If you’re developing integrations with your tech partners, look to customer retention and annual contract value (ACV) as your source of truth.
Gilad Zubery and the team at Contentsquare developed an equation to calculate how their integrations lead to a higher gross revenue retention (revenue maintained year-over-year) and an increase in upsell opportunities. To do so, Zubery’s team tracks every touchpoint of an integration, from the frequency of API calls to the accounts that adopt the integration (and renew their contracts).
Why is Attribution a Challenge?
It can take a while to see a partnership’s ROI, and it can be difficult to pinpoint and communicate the partnership’s more immediate effects.
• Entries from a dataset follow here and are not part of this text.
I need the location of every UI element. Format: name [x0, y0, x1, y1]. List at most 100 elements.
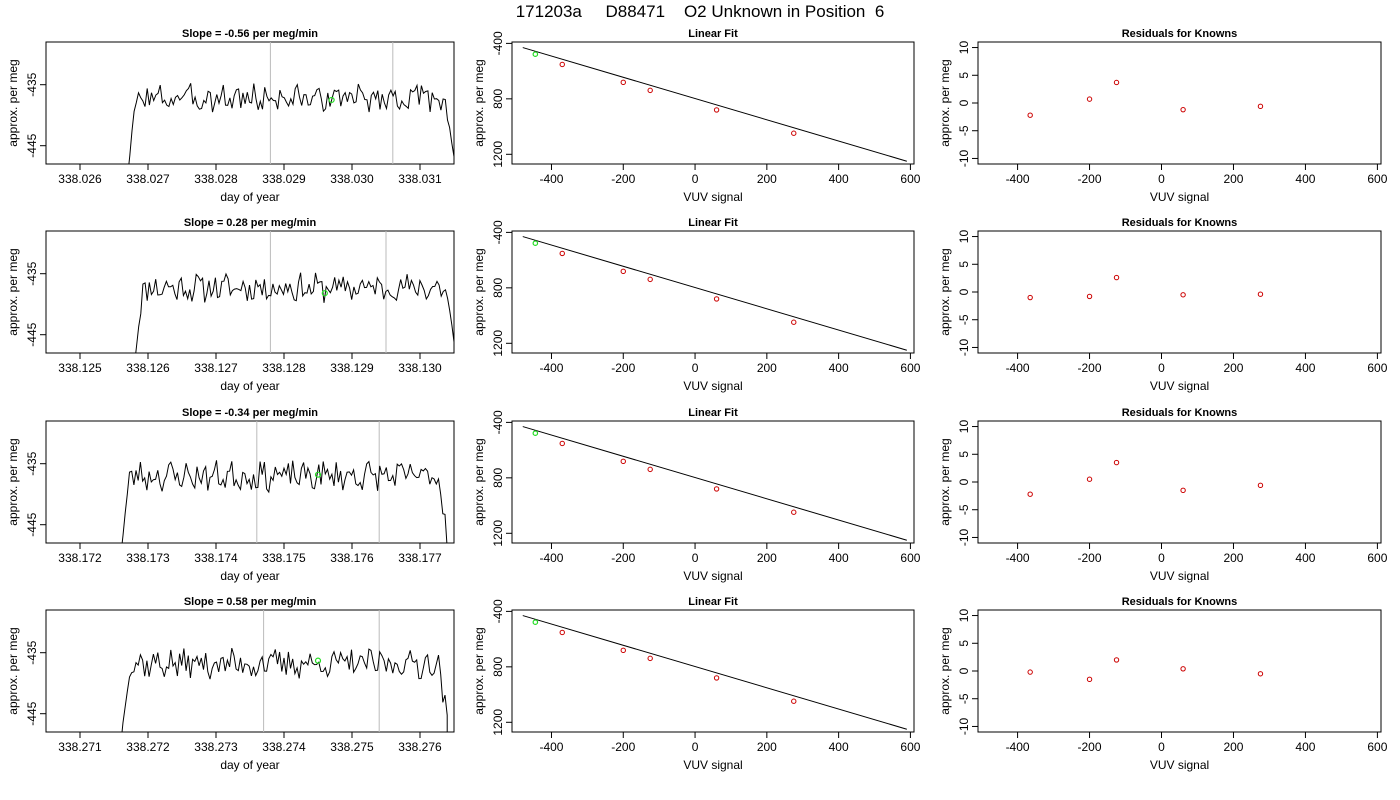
x-tick-label: 338.175 [262, 551, 306, 565]
unknown-point [532, 240, 539, 247]
x-tick-label: 338.127 [194, 361, 238, 375]
x-tick-label: 600 [900, 551, 920, 565]
x-tick-label: 338.273 [194, 740, 238, 754]
x-tick-label: -400 [1006, 551, 1030, 565]
x-tick-label: 400 [829, 740, 849, 754]
x-tick-label: 338.129 [330, 361, 374, 375]
plot-area [121, 421, 448, 543]
known-point [559, 629, 565, 636]
x-tick-label: 338.275 [330, 740, 374, 754]
y-tick-label: -445 [25, 322, 39, 346]
y-tick-label: 10 [957, 420, 971, 434]
chart-title: Linear Fit [688, 407, 738, 419]
y-tick-label: 0 [957, 99, 971, 106]
chart-title: Linear Fit [688, 596, 738, 608]
x-tick-label: 0 [1158, 361, 1165, 375]
x-tick-label: 200 [757, 551, 777, 565]
y-axis-label: approx. per meg [6, 59, 20, 146]
y-axis-label: approx. per meg [472, 438, 486, 525]
chart-title: Residuals for Knowns [1122, 596, 1238, 608]
x-axis-label: VUV signal [1150, 758, 1209, 772]
residual-point [1180, 106, 1186, 113]
x-tick-label: 0 [692, 551, 699, 565]
plot-area [1027, 274, 1264, 301]
known-point [620, 268, 626, 275]
x-tick-label: 600 [1367, 740, 1387, 754]
x-axis-label: day of year [220, 758, 279, 772]
residual-point [1086, 293, 1093, 300]
unknown-point [532, 430, 539, 437]
x-tick-label: -400 [539, 551, 563, 565]
x-tick-label: -200 [1078, 551, 1102, 565]
signal-trace [135, 272, 454, 353]
y-tick-label: 1200 [491, 330, 505, 357]
plot-area [522, 426, 907, 541]
y-tick-label: 0 [957, 667, 971, 674]
plot-area [1027, 459, 1264, 497]
x-tick-label: -200 [611, 740, 635, 754]
chart-3-1: Linear Fit -400 -200 0 200 400 600 -400 800 1200 V… [472, 596, 921, 772]
unknown-point [532, 619, 539, 626]
x-tick-label: -200 [611, 551, 635, 565]
signal-trace [121, 460, 448, 543]
y-tick-label: 0 [957, 288, 971, 295]
x-tick-label: -200 [1078, 361, 1102, 375]
y-tick-label: -10 [957, 149, 971, 167]
y-tick-label: -435 [25, 451, 39, 475]
page-title: 171203a D88471 O2 Unknown in Position 6 [515, 2, 885, 21]
x-tick-label: 338.028 [194, 172, 238, 186]
x-tick-label: 338.125 [58, 361, 102, 375]
x-tick-label: 338.174 [194, 551, 238, 565]
x-tick-label: 338.172 [58, 551, 102, 565]
x-tick-label: 600 [900, 740, 920, 754]
residual-point [1027, 491, 1033, 497]
y-tick-label: -5 [957, 125, 971, 136]
x-tick-label: 0 [692, 172, 699, 186]
residual-point [1086, 476, 1093, 482]
y-tick-label: 10 [957, 609, 971, 623]
residual-point [1113, 459, 1120, 466]
y-tick-label: -435 [25, 261, 39, 285]
x-axis-label: VUV signal [683, 569, 742, 583]
x-tick-label: 200 [757, 361, 777, 375]
chart-0-2: Residuals for Knowns -400 -200 0 200 400 600 -1… [938, 28, 1388, 204]
plot-frame [511, 609, 915, 733]
y-tick-label: -435 [25, 640, 39, 664]
y-axis-label: approx. per meg [938, 248, 952, 335]
y-tick-label: -445 [25, 133, 39, 157]
x-axis-label: day of year [220, 379, 279, 393]
y-tick-label: -400 [491, 410, 505, 434]
y-tick-label: 5 [957, 72, 971, 79]
x-tick-label: 200 [1223, 740, 1243, 754]
x-tick-label: 338.176 [330, 551, 374, 565]
y-tick-label: -10 [957, 717, 971, 735]
y-axis-label: approx. per meg [472, 627, 486, 714]
chart-title: Slope = 0.28 per meg/min [184, 217, 317, 229]
x-tick-label: 338.031 [398, 172, 442, 186]
plot-area [1027, 657, 1264, 683]
plot-area [522, 236, 907, 351]
y-tick-label: 10 [957, 230, 971, 244]
y-axis-label: approx. per meg [938, 627, 952, 714]
chart-1-1: Linear Fit -400 -200 0 200 400 600 -400 800 1200 V… [472, 217, 921, 393]
x-tick-label: 0 [1158, 551, 1165, 565]
residual-point [1180, 292, 1186, 298]
unknown-marker [321, 290, 328, 297]
chart-1-0: Slope = 0.28 per meg/min 338.125 338.126 33… [6, 217, 455, 393]
x-tick-label: 0 [1158, 172, 1165, 186]
chart-title: Residuals for Knowns [1122, 217, 1238, 229]
plot-area [128, 42, 454, 164]
known-point [647, 655, 653, 662]
x-tick-label: 338.274 [262, 740, 306, 754]
known-point [559, 61, 565, 68]
x-tick-label: -400 [539, 740, 563, 754]
y-tick-label: 1200 [491, 520, 505, 547]
known-point [791, 319, 797, 325]
x-tick-label: 400 [1295, 551, 1315, 565]
x-tick-label: 200 [1223, 361, 1243, 375]
known-point [791, 130, 797, 136]
y-tick-label: 800 [491, 278, 505, 298]
known-point [620, 458, 626, 465]
residual-point [1180, 666, 1186, 672]
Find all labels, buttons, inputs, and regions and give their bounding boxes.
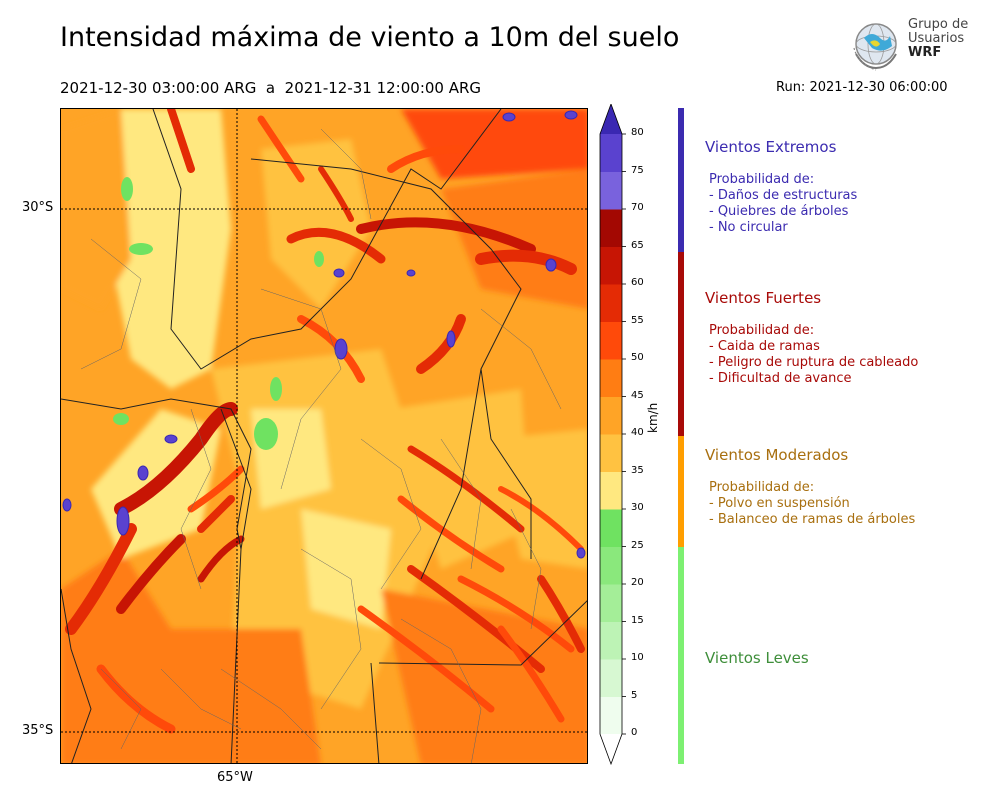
colorbar-tick-label: 75 — [631, 164, 644, 176]
colorbar-band — [600, 509, 622, 547]
category-title-leves: Vientos Leves — [705, 649, 809, 667]
lat-label-30s: 30°S — [22, 200, 54, 215]
wind-map — [60, 108, 588, 764]
logo-line3: WRF — [908, 45, 942, 60]
colorbar-tick-label: 50 — [631, 352, 644, 363]
colorbar-band — [600, 471, 622, 510]
colorbar-tick-label: 55 — [631, 314, 644, 326]
colorbar-tick-label: 30 — [631, 502, 644, 513]
category-desc-extremos: Probabilidad de: - Daños de estructuras … — [709, 172, 857, 236]
colorbar-tick-label: 65 — [631, 239, 644, 251]
desc-line: - Polvo en suspensión — [709, 496, 850, 511]
colorbar — [599, 104, 626, 766]
lat-label-35s: 35°S — [22, 723, 54, 738]
desc-line: - Daños de estructuras — [709, 188, 858, 203]
colorbar-tick-label: 70 — [631, 202, 644, 213]
graticule-lines — [61, 109, 587, 763]
category-title-extremos: Vientos Extremos — [705, 138, 837, 156]
colorbar-band — [600, 434, 622, 472]
chart-title: Intensidad máxima de viento a 10m del su… — [60, 22, 680, 53]
colorbar-band — [600, 209, 622, 247]
colorbar-tick-label: 60 — [631, 277, 644, 288]
desc-line: - Caida de ramas — [709, 339, 820, 354]
colorbar-band — [600, 584, 622, 622]
desc-line: - No circular — [709, 220, 788, 235]
desc-line: - Balanceo de ramas de árboles — [709, 512, 916, 527]
colorbar-tick-label: 80 — [631, 127, 644, 138]
colorbar-band — [600, 321, 622, 360]
colorbar-min-arrow — [600, 734, 622, 764]
desc-line: Probabilidad de: — [709, 172, 815, 187]
colorbar-tick-label: 20 — [631, 577, 644, 588]
desc-line: Probabilidad de: — [709, 480, 815, 495]
colorbar-tick-label: 35 — [631, 464, 644, 476]
run-label: Run: 2021-12-30 06:00:00 — [776, 80, 948, 95]
category-title-fuertes: Vientos Fuertes — [705, 289, 822, 307]
desc-line: - Dificultad de avance — [709, 371, 852, 386]
department-borders — [80, 128, 562, 763]
colorbar-tick-label: 45 — [631, 389, 644, 401]
colorbar-band — [600, 171, 622, 210]
colorbar-band — [600, 396, 622, 435]
colorbar-band — [600, 696, 622, 735]
colorbar-tick-label: 0 — [631, 727, 638, 738]
colorbar-band — [600, 546, 622, 585]
colorbar-band — [600, 659, 622, 697]
colorbar-band — [600, 284, 622, 322]
colorbar-unit-label: km/h — [646, 402, 660, 433]
green-patches — [113, 177, 324, 450]
colorbar-tick-label: 15 — [631, 614, 644, 626]
colorbar-tick-label: 40 — [631, 427, 644, 438]
category-bar — [678, 108, 684, 252]
wind-field-layer — [61, 109, 587, 763]
wind-field-svg — [61, 109, 587, 763]
logo-line1: Grupo de — [908, 17, 969, 32]
colorbar-band — [600, 621, 622, 660]
desc-line: Probabilidad de: — [709, 323, 815, 338]
logo-line2: Usuarios — [908, 31, 965, 46]
colorbar-band — [600, 246, 622, 285]
colorbar-tick-label: 10 — [631, 652, 644, 663]
category-bar — [678, 436, 684, 547]
desc-line: - Peligro de ruptura de cableado — [709, 355, 919, 370]
colorbar-band — [600, 134, 622, 172]
desc-line: - Quiebres de árboles — [709, 204, 849, 219]
colorbar-band — [600, 359, 622, 397]
extreme-wind-cores — [62, 110, 586, 559]
wind-streaks — [65, 109, 585, 734]
category-title-moderados: Vientos Moderados — [705, 446, 849, 464]
category-desc-fuertes: Probabilidad de: - Caida de ramas - Peli… — [709, 323, 918, 387]
category-bar — [678, 252, 684, 436]
colorbar-tick-label: 25 — [631, 539, 644, 551]
globe-logo-icon — [853, 23, 897, 71]
time-range-subtitle: 2021-12-30 03:00:00 ARG a 2021-12-31 12:… — [60, 79, 482, 97]
lon-label-65w: 65°W — [217, 770, 253, 785]
province-borders — [61, 109, 587, 763]
category-bar — [678, 547, 684, 764]
colorbar-tick-label: 5 — [631, 689, 638, 701]
category-desc-moderados: Probabilidad de: - Polvo en suspensión -… — [709, 480, 915, 528]
wrf-logo: Grupo de Usuarios WRF — [848, 16, 978, 72]
colorbar-max-arrow — [600, 104, 622, 134]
If there aren’t definitive processes in place (think: Ecosystem Ops) for tracking the incremental impact of a partnership as it unfolds, the likelihood of tying a partnership to a given deal decreases as the account moves through the sales funnel.
Just think of the number of touchpoints that occur between launching a co-marketing campaign, for example, and closing a deal influenced by the campaign. The source of that influence can get lost when:
- A net new lead sourced from the campaign gets tagged as a marketing qualified lead (MQL) rather than an ecosystem qualified lead (EQL) → No credit to the partner manager or the corresponding partner. The sales and marketing teams get credit.
- During the initial sales call, a prospect mentions that the co-marketing campaign increased their interest in the product, which influenced them to take the call. The sales rep forgets to tag the account as partner-sourced in their CRM. → No credit to the partner manager, the corresponding partner, or the marketing team. The sales team gets credit.
- As a result of the co-marketing campaign, a lead existing in your sales pipeline becomes a customer for your partner. Your sales rep doesn’t have access to partner data and doesn’t realize they can reach out to your partner for an intro that could help them accelerate the deal (or, you mapped accounts with your partner using spreadsheets in the early days of the campaign, so you’re not aware of the new overlap.) → No credit to the partner manager, the corresponding partner, or the marketing team. The sales team gets credit.
(We can see you nodding from here.)
Challenges with partner attribution arise when multiple groups contribute to a given deal. Given the cross-functional nature of partnerships, that means every single deal that the partner team sources or influences.
The connection between one team and the deal closing may be clear, while the second team’s connection gets lost along the way. To close that gap, organizations can adopt processes, workflows, and documentation for working together cross-functionally.
We’ll leave you with this: nobody’s got attribution down to a T. Adopt some of the tactics above, iterate, and build from there.